Spotted lots of birds, including a Sharp-Shinned Hawk flyby and some Turkey Vultures taking shelter in the neighborhood trees.  My siblings & relatives elsewhere in North Dakota were texting me photos of the snow at their houses (family in other parts of the country were saying they were not sorry to not be in North Dakota). 

I dug out the driveway and the pickup and watched the first neighbor on our block roll out his snowblower. Otherwise, no action on our block until the neighbor on the other side rolled out his snowblower. Not much action on our block otherwise. I can hear the nearby train, and the snowplows on Ward Road. Oh and I cooked a chicken vegetable porridge for supper from what we have here in the pantry and refilled the bird feeders again and again -- with pleasure. 

Here are a few snapshots from my collection of the winter of 1996-1997 in southwestern North Dakota. 

Chelsea and Rachel 1996 

My nieces 1996 

And this, this is what winter looked like in Slope County, North Dakota circa 1935. Blizzards with no electricity and phones ya big babies!
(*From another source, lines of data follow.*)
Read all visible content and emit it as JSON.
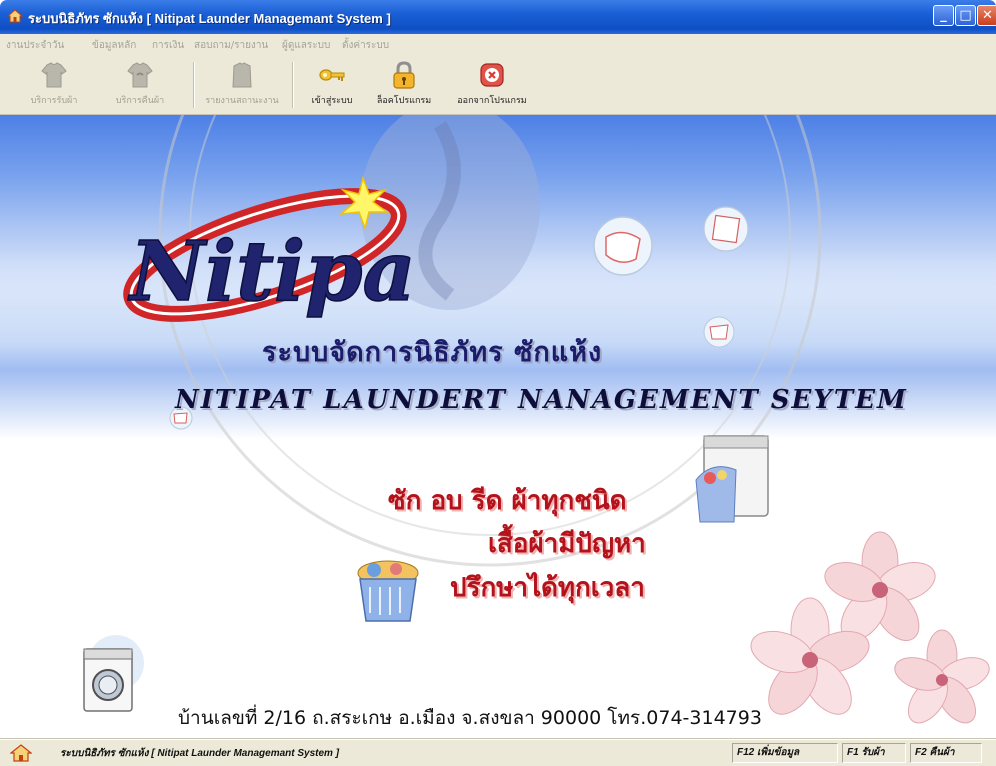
{
  "window": {
    "title": "ระบบนิธิภัทร ซักแห้ง [ Nitipat Launder Managemant System ]",
    "controls": {
      "minimize": "_",
      "maximize": "□",
      "close": "✕"
    }
  },
  "menu": [
    "งานประจำวัน",
    "ข้อมูลหลัก",
    "การเงิน",
    "สอบถาม/รายงาน",
    "ผู้ดูแลระบบ",
    "ตั้งค่าระบบ"
  ],
  "toolbar": {
    "items": [
      {
        "label": "บริการรับผ้า",
        "icon": "shirt-icon",
        "enabled": false
      },
      {
        "label": "บริการคืนผ้า",
        "icon": "shirt-return-icon",
        "enabled": false
      },
      {
        "label": "รายงานสถานะงาน",
        "icon": "report-icon",
        "enabled": false
      },
      {
        "label": "เข้าสู่ระบบ",
        "icon": "key-icon",
        "enabled": true
      },
      {
        "label": "ล็อคโปรแกรม",
        "icon": "lock-icon",
        "enabled": true
      },
      {
        "label": "ออกจากโปรแกรม",
        "icon": "exit-icon",
        "enabled": true
      }
    ]
  },
  "splash": {
    "logo_text": "Nitipat",
    "title_th": "ระบบจัดการนิธิภัทร ซักแห้ง",
    "title_en": "NITIPAT LAUNDERT NANAGEMENT SEYTEM",
    "slogan": [
      "ซัก อบ รีด ผ้าทุกชนิด",
      "เสื้อผ้ามีปัญหา",
      "ปรึกษาได้ทุกเวลา"
    ],
    "address": "บ้านเลขที่ 2/16 ถ.สระเกษ อ.เมือง จ.สงขลา 90000 โทร.074-314793"
  },
  "statusbar": {
    "text": "ระบบนิธิภัทร ซักแห้ง [ Nitipat Launder Managemant System ]",
    "panels": [
      "F12 เพิ่มข้อมูล",
      "F1 รับผ้า",
      "F2 คืนผ้า"
    ]
  },
  "colors": {
    "titlebar": "#1a5fd6",
    "chrome": "#ece9d8",
    "title_text": "#1b1d6b",
    "slogan_text": "#b3121b"
  }
}
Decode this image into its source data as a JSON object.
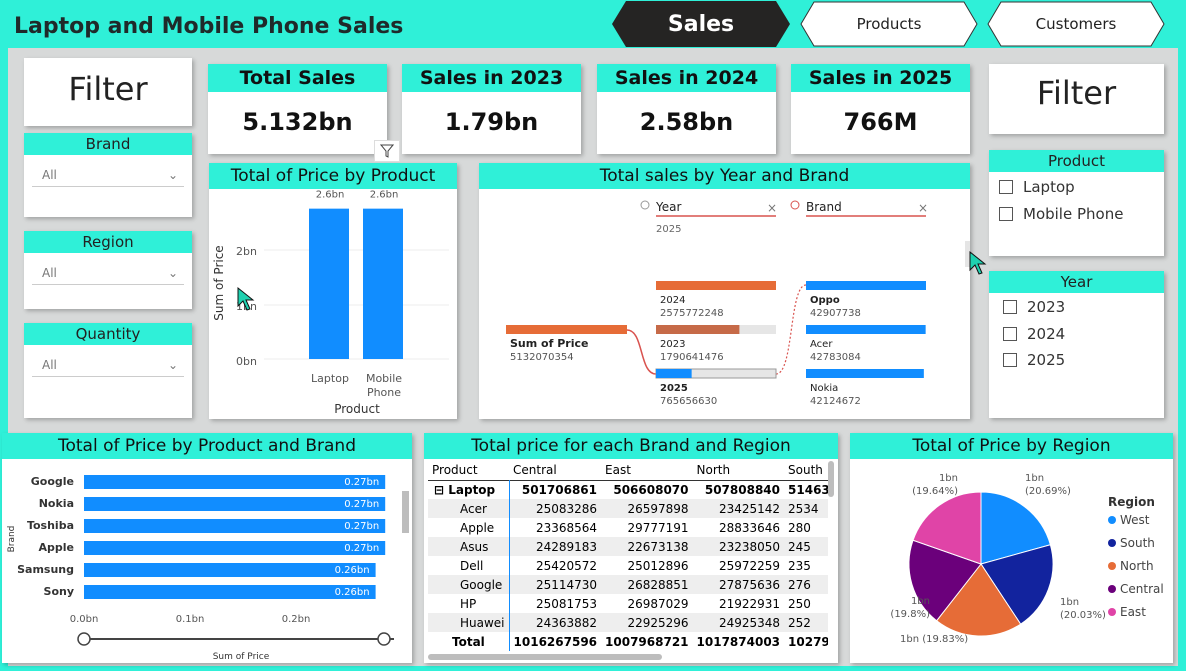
{
  "header": {
    "title": "Laptop and Mobile Phone Sales",
    "tabs": [
      {
        "label": "Sales",
        "active": true
      },
      {
        "label": "Products",
        "active": false
      },
      {
        "label": "Customers",
        "active": false
      }
    ]
  },
  "left_filter": {
    "title": "Filter",
    "slicers": [
      {
        "label": "Brand",
        "value": "All"
      },
      {
        "label": "Region",
        "value": "All"
      },
      {
        "label": "Quantity",
        "value": "All"
      }
    ]
  },
  "kpis": [
    {
      "label": "Total Sales",
      "value": "5.132bn"
    },
    {
      "label": "Sales in 2023",
      "value": "1.79bn"
    },
    {
      "label": "Sales in 2024",
      "value": "2.58bn"
    },
    {
      "label": "Sales in 2025",
      "value": "766M"
    }
  ],
  "right_filter": {
    "title": "Filter",
    "product": {
      "label": "Product",
      "options": [
        "Laptop",
        "Mobile Phone"
      ]
    },
    "year": {
      "label": "Year",
      "options": [
        "2023",
        "2024",
        "2025"
      ]
    }
  },
  "price_by_product": {
    "title": "Total of Price by Product",
    "ylabel": "Sum of Price",
    "xlabel": "Product",
    "yticks": [
      "2bn",
      "1bn",
      "0bn"
    ]
  },
  "decomp_tree": {
    "title": "Total sales by Year and Brand",
    "root": {
      "label": "Sum of Price",
      "value": "5132070354"
    },
    "level1": {
      "header": "Year",
      "selected": "2025",
      "nodes": [
        {
          "label": "2024",
          "value": "2575772248",
          "fraction": 1.0
        },
        {
          "label": "2023",
          "value": "1790641476",
          "fraction": 0.695
        },
        {
          "label": "2025",
          "value": "765656630",
          "fraction": 0.297
        }
      ]
    },
    "level2": {
      "header": "Brand",
      "nodes": [
        {
          "label": "Oppo",
          "value": "42907738",
          "fraction": 1.0
        },
        {
          "label": "Acer",
          "value": "42783084",
          "fraction": 0.997
        },
        {
          "label": "Nokia",
          "value": "42124672",
          "fraction": 0.982
        }
      ]
    }
  },
  "price_by_product_brand": {
    "title": "Total of Price by Product and Brand",
    "ylabel": "Brand",
    "xlabel": "Sum of Price",
    "xticks": [
      "0.0bn",
      "0.1bn",
      "0.2bn"
    ]
  },
  "matrix": {
    "title": "Total price for each Brand and Region",
    "columns": [
      "Product",
      "Central",
      "East",
      "North",
      "South"
    ],
    "group": {
      "label": "Laptop",
      "cells": [
        "501706861",
        "506608070",
        "507808840",
        "51463"
      ]
    },
    "rows": [
      {
        "label": "Acer",
        "cells": [
          "25083286",
          "26597898",
          "23425142",
          "2534"
        ]
      },
      {
        "label": "Apple",
        "cells": [
          "23368564",
          "29777191",
          "28833646",
          "280"
        ]
      },
      {
        "label": "Asus",
        "cells": [
          "24289183",
          "22673138",
          "23238050",
          "245"
        ]
      },
      {
        "label": "Dell",
        "cells": [
          "25420572",
          "25012896",
          "25972259",
          "235"
        ]
      },
      {
        "label": "Google",
        "cells": [
          "25114730",
          "26828851",
          "27875636",
          "276"
        ]
      },
      {
        "label": "HP",
        "cells": [
          "25081753",
          "26987029",
          "21922931",
          "250"
        ]
      },
      {
        "label": "Huawei",
        "cells": [
          "24363882",
          "22925296",
          "24925348",
          "252"
        ]
      }
    ],
    "total": {
      "label": "Total",
      "cells": [
        "1016267596",
        "1007968721",
        "1017874003",
        "10279"
      ]
    }
  },
  "pie": {
    "title": "Total of Price by Region",
    "legend_title": "Region"
  },
  "chart_data": [
    {
      "type": "bar",
      "title": "Total of Price by Product",
      "xlabel": "Product",
      "ylabel": "Sum of Price",
      "categories": [
        "Laptop",
        "Mobile Phone"
      ],
      "values": [
        2.6,
        2.6
      ],
      "data_labels": [
        "2.6bn",
        "2.6bn"
      ],
      "ylim": [
        0,
        2.8
      ],
      "color": "#118dff"
    },
    {
      "type": "bar",
      "orientation": "horizontal",
      "title": "Total of Price by Product and Brand",
      "xlabel": "Sum of Price",
      "ylabel": "Brand",
      "categories": [
        "Google",
        "Nokia",
        "Toshiba",
        "Apple",
        "Samsung",
        "Sony"
      ],
      "values": [
        0.27,
        0.27,
        0.27,
        0.27,
        0.26,
        0.26
      ],
      "data_labels": [
        "0.27bn",
        "0.27bn",
        "0.27bn",
        "0.27bn",
        "0.26bn",
        "0.26bn"
      ],
      "xlim": [
        0,
        0.3
      ],
      "color": "#118dff"
    },
    {
      "type": "pie",
      "title": "Total of Price by Region",
      "legend_title": "Region",
      "slices": [
        {
          "name": "West",
          "value": 20.69,
          "label": "1bn",
          "pct": "(20.69%)",
          "color": "#118dff"
        },
        {
          "name": "South",
          "value": 20.03,
          "label": "1bn",
          "pct": "(20.03%)",
          "color": "#12239e"
        },
        {
          "name": "North",
          "value": 19.83,
          "label": "1bn (19.83%)",
          "pct": "",
          "color": "#e66c37"
        },
        {
          "name": "Central",
          "value": 19.8,
          "label": "1bn",
          "pct": "(19.8%)",
          "color": "#6b007b"
        },
        {
          "name": "East",
          "value": 19.64,
          "label": "1bn",
          "pct": "(19.64%)",
          "color": "#e044a7"
        }
      ]
    }
  ]
}
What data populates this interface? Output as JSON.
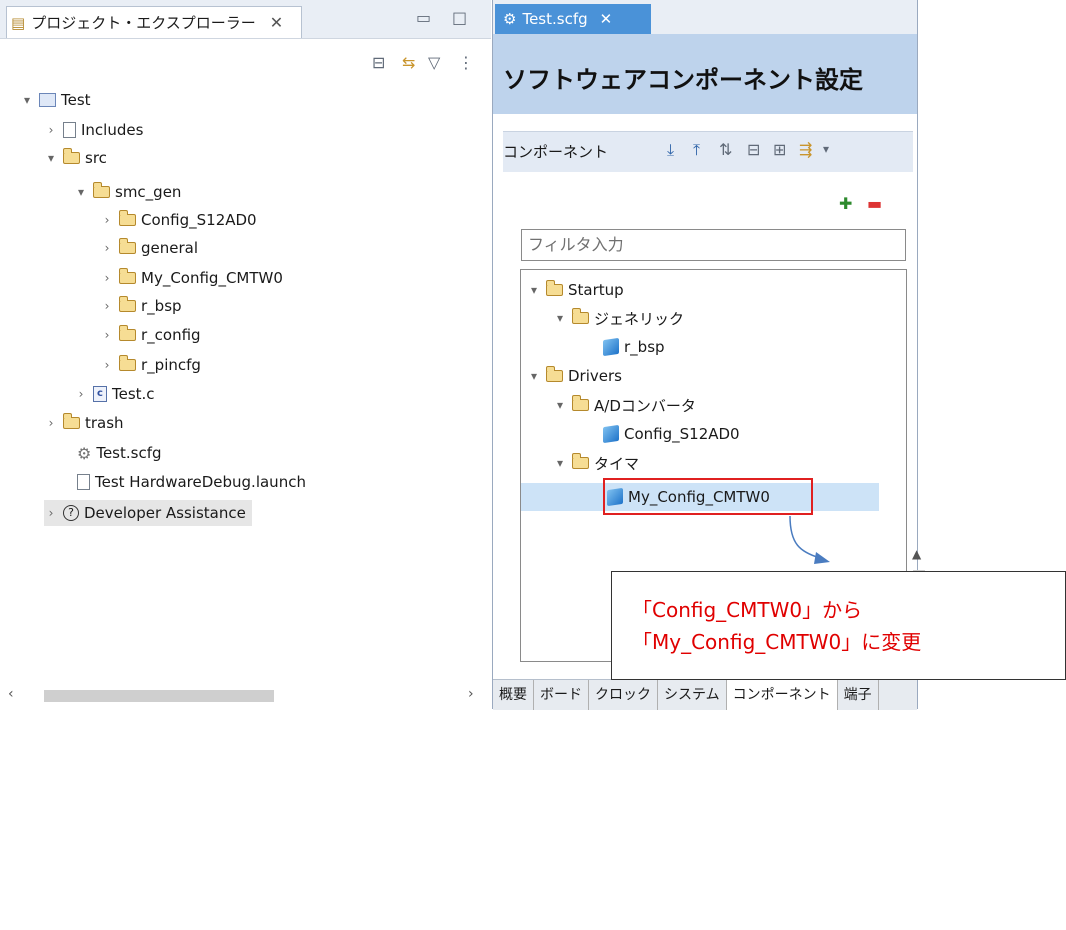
{
  "left_panel": {
    "tab_label": "プロジェクト・エクスプローラー",
    "tab_close": "✕",
    "tree": {
      "project": "Test",
      "includes": "Includes",
      "src": "src",
      "smc_gen": "smc_gen",
      "config_s12ad0": "Config_S12AD0",
      "general": "general",
      "my_config_cmtw0": "My_Config_CMTW0",
      "r_bsp": "r_bsp",
      "r_config": "r_config",
      "r_pincfg": "r_pincfg",
      "test_c": "Test.c",
      "trash": "trash",
      "test_scfg": "Test.scfg",
      "launch": "Test HardwareDebug.launch",
      "dev_assist": "Developer Assistance"
    }
  },
  "editor": {
    "tab_label": "Test.scfg",
    "tab_close": "✕",
    "title": "ソフトウェアコンポーネント設定",
    "components_label": "コンポーネント",
    "filter_placeholder": "フィルタ入力",
    "tree": {
      "startup": "Startup",
      "generic": "ジェネリック",
      "r_bsp": "r_bsp",
      "drivers": "Drivers",
      "adc": "A/Dコンバータ",
      "config_s12ad0": "Config_S12AD0",
      "timer": "タイマ",
      "my_config_cmtw0": "My_Config_CMTW0"
    },
    "bottom_tabs": [
      "概要",
      "ボード",
      "クロック",
      "システム",
      "コンポーネント",
      "端子"
    ]
  },
  "callout": {
    "line1": "「Config_CMTW0」から",
    "line2": "「My_Config_CMTW0」に変更"
  },
  "colors": {
    "accent": "#4a92d8",
    "header_band": "#bed3ec",
    "highlight": "#e02020"
  }
}
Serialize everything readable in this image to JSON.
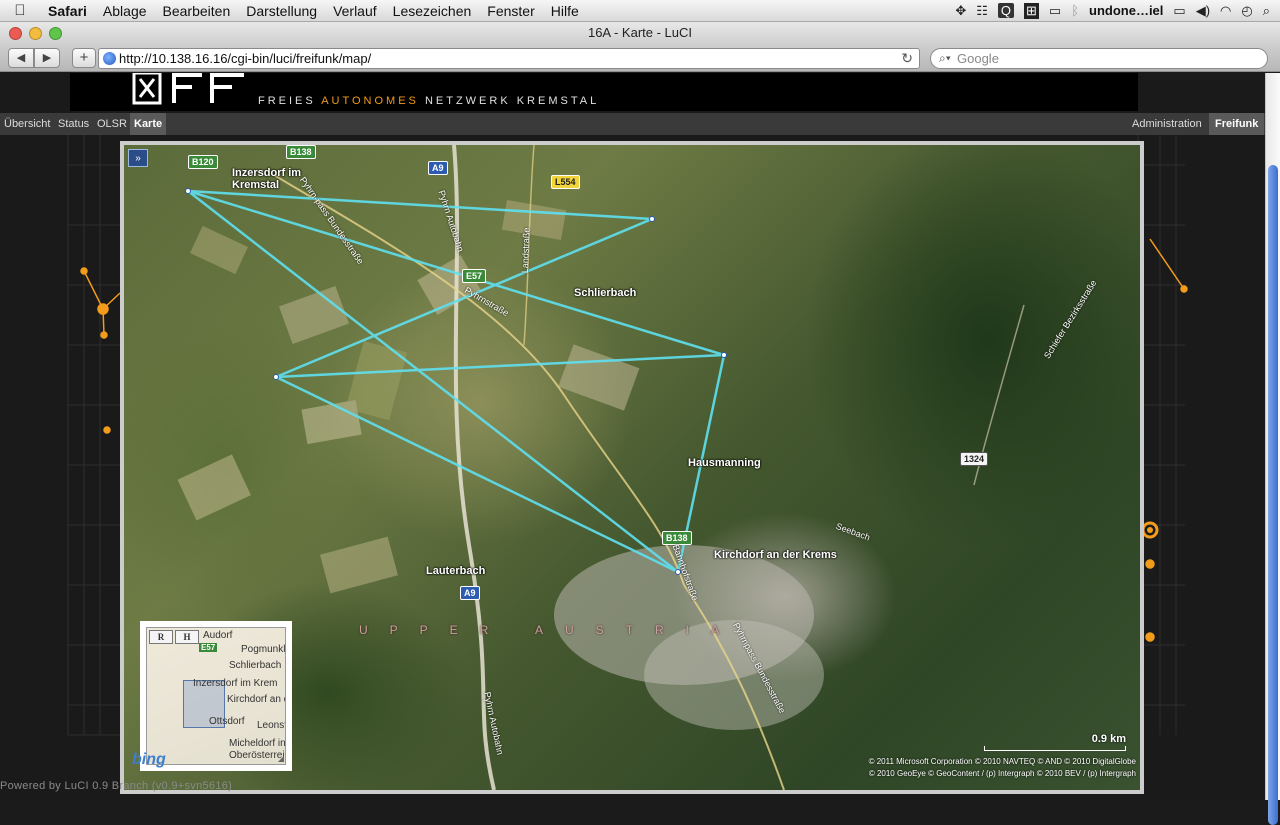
{
  "menubar": {
    "app": "Safari",
    "items": [
      "Ablage",
      "Bearbeiten",
      "Darstellung",
      "Verlauf",
      "Lesezeichen",
      "Fenster",
      "Hilfe"
    ],
    "user": "undone…iel"
  },
  "window": {
    "title": "16A - Karte - LuCI"
  },
  "toolbar": {
    "url": "http://10.138.16.16/cgi-bin/luci/freifunk/map/",
    "search_placeholder": "Google"
  },
  "header": {
    "tagline_part1": "FREIES ",
    "tagline_accent": "AUTONOMES",
    "tagline_part2": " NETZWERK KREMSTAL"
  },
  "nav": {
    "left": [
      "Übersicht",
      "Status",
      "OLSR",
      "Karte"
    ],
    "active": "Karte",
    "right_admin": "Administration",
    "right_freifunk": "Freifunk"
  },
  "map": {
    "layer_toggle": "»",
    "places": [
      {
        "id": "inzersdorf",
        "text": "Inzersdorf im Kremstal"
      },
      {
        "id": "schlierbach",
        "text": "Schlierbach"
      },
      {
        "id": "hausmanning",
        "text": "Hausmanning"
      },
      {
        "id": "kirchdorf",
        "text": "Kirchdorf an der Krems"
      },
      {
        "id": "lauterbach",
        "text": "Lauterbach"
      }
    ],
    "region": "UPPER AUSTRIA",
    "shields": [
      "B120",
      "B138",
      "A9",
      "L554",
      "E57",
      "B138",
      "1324",
      "A9"
    ],
    "roads": [
      "Pyhrn-pass Bundesstraße",
      "Pyhrn Autobahn",
      "Landstraße",
      "Pyhrnstraße",
      "Bahnhofstraße",
      "Pyhrnpass Bundesstraße",
      "Schiefer Bezirksstraße",
      "Seebach",
      "Pyhrn Autobahn"
    ],
    "scale": "0.9 km",
    "attribution_line1": "© 2011 Microsoft Corporation   © 2010 NAVTEQ   © AND   © 2010 DigitalGlobe",
    "attribution_line2": "© 2010 GeoEye   © GeoContent / (p) Intergraph   © 2010 BEV / (p) Intergraph",
    "logo": "bing",
    "link_color": "#5fe0f0"
  },
  "overview": {
    "road_btn": "R",
    "hybrid_btn": "H",
    "shield": "E57",
    "labels": [
      "Audorf",
      "Pogmunkl",
      "Schlierbach",
      "Inzersdorf im Krem",
      "Kirchdorf an d",
      "Ottsdorf",
      "Leonst",
      "Micheldorf in",
      "Oberösterrei"
    ]
  },
  "footer": {
    "text": "Powered by LuCI 0.9 Branch (v0.9+svn5616)"
  }
}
That's my Mom in the photo. 

Lillian Silbernagel, my Grandma, my namesake, Slope County 

My Mom ca 1940s early 1950s the Slope County shelterbelt
 and her dog -- in the snow.

Until her very last days my Mother was so worried about the drought and I feel that this moisture-laden storm is -- I admit this is my own weirdness -- maybe coming from Mom and my Slope County ancestors via the Pacific Northwest and Colorado and it is bringing misery to many on the open prairie ....but but but ...

And this is so self-indulgent but when this blizzard is over do I have to brush my hair? 

This morning I could see the Buddha and tonight she is gone in the snow and that is good.....

Day One April 2022 Blizzard

Day One April 2022 Blizzard (April 12, 2022)

Dispatch from Red Oak House

Male Northern Cardinal appears with the other birds at our feeders

I shovel the driveway and back patio four times. Jim sets up the indoor greenhouse in the dining room for the vegetable seedlings. I text back and forth with various family members across the country including my uncle in Mississippi who is watching the same Weather Channel report from Bismarck as me (in my case the reporter was about a mile away from my house). I Skype with Rachel who is snowbound in Dickinson. 

To be continued....

Tuesday, April 12, 2022

And We Have a Nom de Plume

 And we have a nom de plume

/ˌnäm də ˈplo͞om/
and a domain to go with it. 

Stay tuned. Or get a life! 

"Keep It Between the Ditches"

The blizzard has begun here at Red Oak House. On days like today, if indeed we were going to drive (much less leave the farmhouse) my Slope County Grandpa Andy (and my Mother, his daughter) would say, "Keep it between the ditches!" My Mother said this until her last days to her children when she was worried about us traveling. She said it with a smile on her face and with a tone that let us know that she also worried about and loved her children until her last breath.